A local boon — with international controversy
The $8 billion ConocoPhillips Willow project, approved by the Biden administration in mid-March, represents the largest investment in Alaska energy infrastructure in decades and is projected to produce as much as 200,000 bpd over the next 30 years. ConocoPhillips did not respond to a FreightWaves request for comment.
Oil production on the North Slope could grow by 40%, and ConocoPhillips officials have said that the Willow project’s wells could be used to develop newly discovered fields farther west.
Another project on the North Slope, a joint venture by Australian firm Oil Search and Spain’s Repsol, will invest $2.6 billion to develop the Pikka project, forecast to produce 120,000 bpd by 2026.

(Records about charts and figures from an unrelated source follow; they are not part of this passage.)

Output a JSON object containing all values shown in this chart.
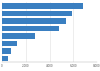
{
  "values": [
    6800,
    5900,
    5400,
    4800,
    2800,
    1300,
    750,
    500
  ],
  "bar_color": "#3a7fc1",
  "background_color": "#ffffff",
  "grid_color": "#e0e0e0",
  "xlim": [
    0,
    8000
  ],
  "figsize": [
    1.0,
    0.71
  ],
  "dpi": 100
}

While that kind of production growth would have a significant positive impact on the Alaska Permanent Fund payouts to everyday Alaskans, a renaissance of Alaska’s oil and gas industry would immediately spike demand for construction, oilfield services and transportation jobs in the remote, frigid North Slope, likely raising wages significantly.
Other projects may contribute to that boom as well. A proposed gold mine in southwest Alaska would take three to four years to construct and operate for about 27 years. It would employ hundreds of workers each year.
Alaskan lawmakers, the oil industry, labor unions, trades, Alaska Native groups and some North Slope residents have all rallied behind the Willow project, as The New York Times reported.
Climate activists, however, have slammed it as a “carbon bomb.” Burning all of the oil the Willow project would produce would equal 9.2 million metric tons of carbon pollution annually, or 2 million additional cars. Meanwhile, some Alaska Natives say the proposed gold mine could endanger their access to fish and game resources.